Lutte contre le changement climatique : les énergies renouvelables seront-elles suffisantes ?

renouvelables

Malgré toutes les bonnes volontés affichées lors des dernières conférences climatiques internationales, les énergies renouvelables font encore pâle figure face au maintien des énergies fossiles dans le mix énergétique mondial, et progressent bien trop lentement pour enrayer l’augmentation globale de la température à plus de 2°C. Un constat inquiétant selon une étude du Centre de recherche sur le climat d’Oslo parue mardi dernier dans la revue Nature Climate Change, et qui impose un investissement rapide dans « d’autres technologies jugées essentielles pour limiter les températures« .

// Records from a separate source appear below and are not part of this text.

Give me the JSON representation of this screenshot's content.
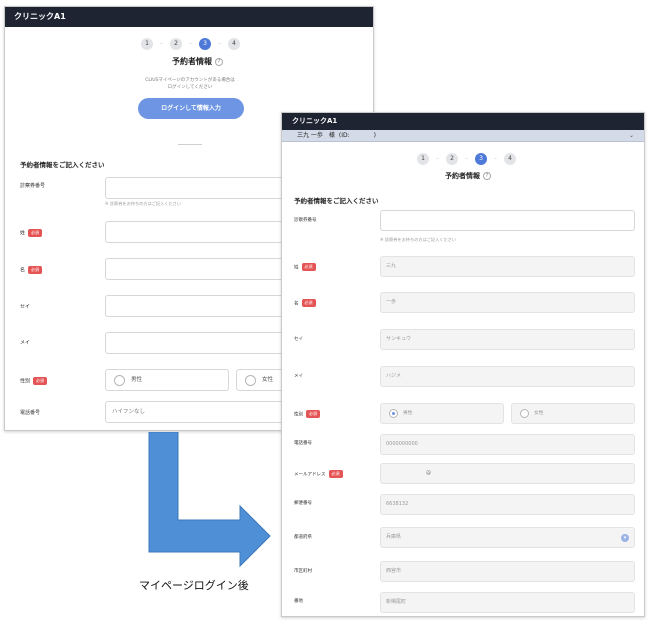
{
  "screen_a": {
    "app_title": "クリニックA1",
    "steps": [
      "1",
      "2",
      "3",
      "4"
    ],
    "active_step": "3",
    "page_title": "予約者情報",
    "login_note_line1": "CLIUSマイページのアカウントがある場合は",
    "login_note_line2": "ログインしてください",
    "login_button": "ログインして情報入力",
    "section_title": "予約者情報をご記入ください",
    "form": {
      "patient_no_label": "診察券番号",
      "patient_no_hint": "※ 診察券をお持ちの方はご記入ください",
      "last_name_label": "姓",
      "first_name_label": "名",
      "last_kana_label": "セイ",
      "first_kana_label": "メイ",
      "gender_label": "性別",
      "gender_male": "男性",
      "gender_female": "女性",
      "phone_label": "電話番号",
      "phone_placeholder": "ハイフンなし",
      "required_badge": "必須"
    }
  },
  "screen_b": {
    "app_title": "クリニックA1",
    "user_name": "三九 一歩　様",
    "user_id": "(ID:　　　　)",
    "steps": [
      "1",
      "2",
      "3",
      "4"
    ],
    "active_step": "3",
    "page_title": "予約者情報",
    "section_title": "予約者情報をご記入ください",
    "form": {
      "patient_no_label": "診察券番号",
      "patient_no_hint": "※ 診察券をお持ちの方はご記入ください",
      "last_name_label": "姓",
      "last_name_value": "三九",
      "first_name_label": "名",
      "first_name_value": "一歩",
      "last_kana_label": "セイ",
      "last_kana_value": "サンキュウ",
      "first_kana_label": "メイ",
      "first_kana_value": "ハジメ",
      "gender_label": "性別",
      "gender_male": "男性",
      "gender_female": "女性",
      "phone_label": "電話番号",
      "phone_value": "0000000000",
      "email_label": "メールアドレス",
      "email_at": "@",
      "postal_label": "郵便番号",
      "postal_value": "6638132",
      "prefecture_label": "都道府県",
      "prefecture_value": "兵庫県",
      "city_label": "市区町村",
      "city_value": "西宮市",
      "address_label": "番地",
      "address_value": "新鳴尾町",
      "required_badge": "必須"
    }
  },
  "caption": "マイページログイン後",
  "colors": {
    "appbar": "#1f2433",
    "accent": "#4f79d9",
    "button": "#6d95e3",
    "required": "#e55454",
    "arrow": "#4f8fd6"
  }
}
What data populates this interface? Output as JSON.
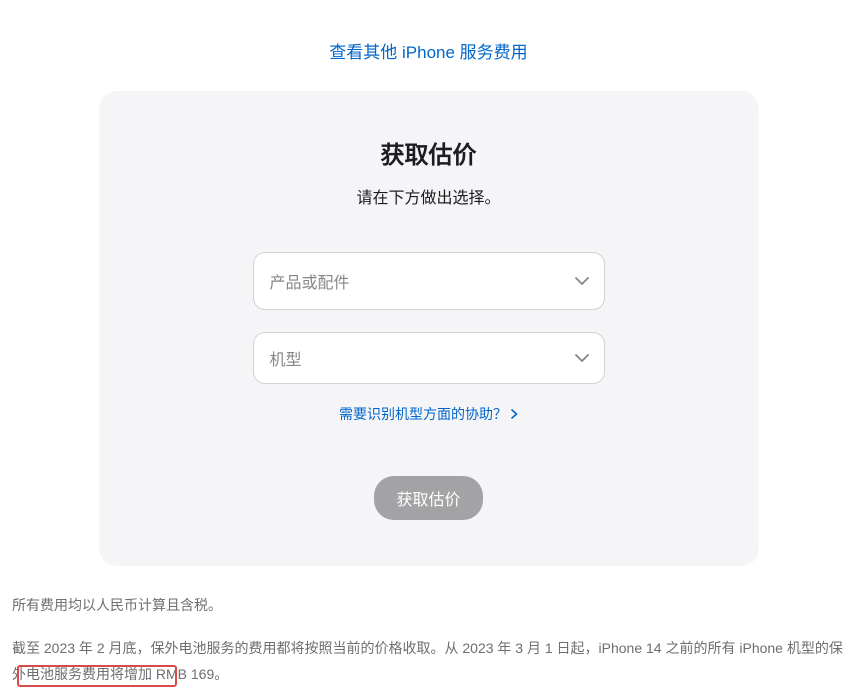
{
  "topLink": {
    "label": "查看其他 iPhone 服务费用"
  },
  "card": {
    "title": "获取估价",
    "subtitle": "请在下方做出选择。",
    "select1": {
      "placeholder": "产品或配件"
    },
    "select2": {
      "placeholder": "机型"
    },
    "helpLink": {
      "label": "需要识别机型方面的协助？"
    },
    "button": {
      "label": "获取估价"
    }
  },
  "footer": {
    "line1": "所有费用均以人民币计算且含税。",
    "line2": "截至 2023 年 2 月底，保外电池服务的费用都将按照当前的价格收取。从 2023 年 3 月 1 日起，iPhone 14 之前的所有 iPhone 机型的保外电池服务费用将增加 RMB 169。"
  }
}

Des énergies renouvelables essentielles mais insuffisantes

Le réchauffement des températures est dû pour une large part à la combustion du gaz, du charbon et du pétrole qui font tourner l’économie mondiale depuis la Révolution industrielle et alimentent nos besoins croissants en électricité. Problème, l’augmentation de la consommation d’électricité à l’échelle internationale dans les années à venir fait craindre une hausse toujours plus importante des émissions de gaz à effet de serre allant à l’encontre des objectifs climatiques, et pouvant avoir de lourdes conséquences pour notre planète (sécheresses, tempêtes, etc.).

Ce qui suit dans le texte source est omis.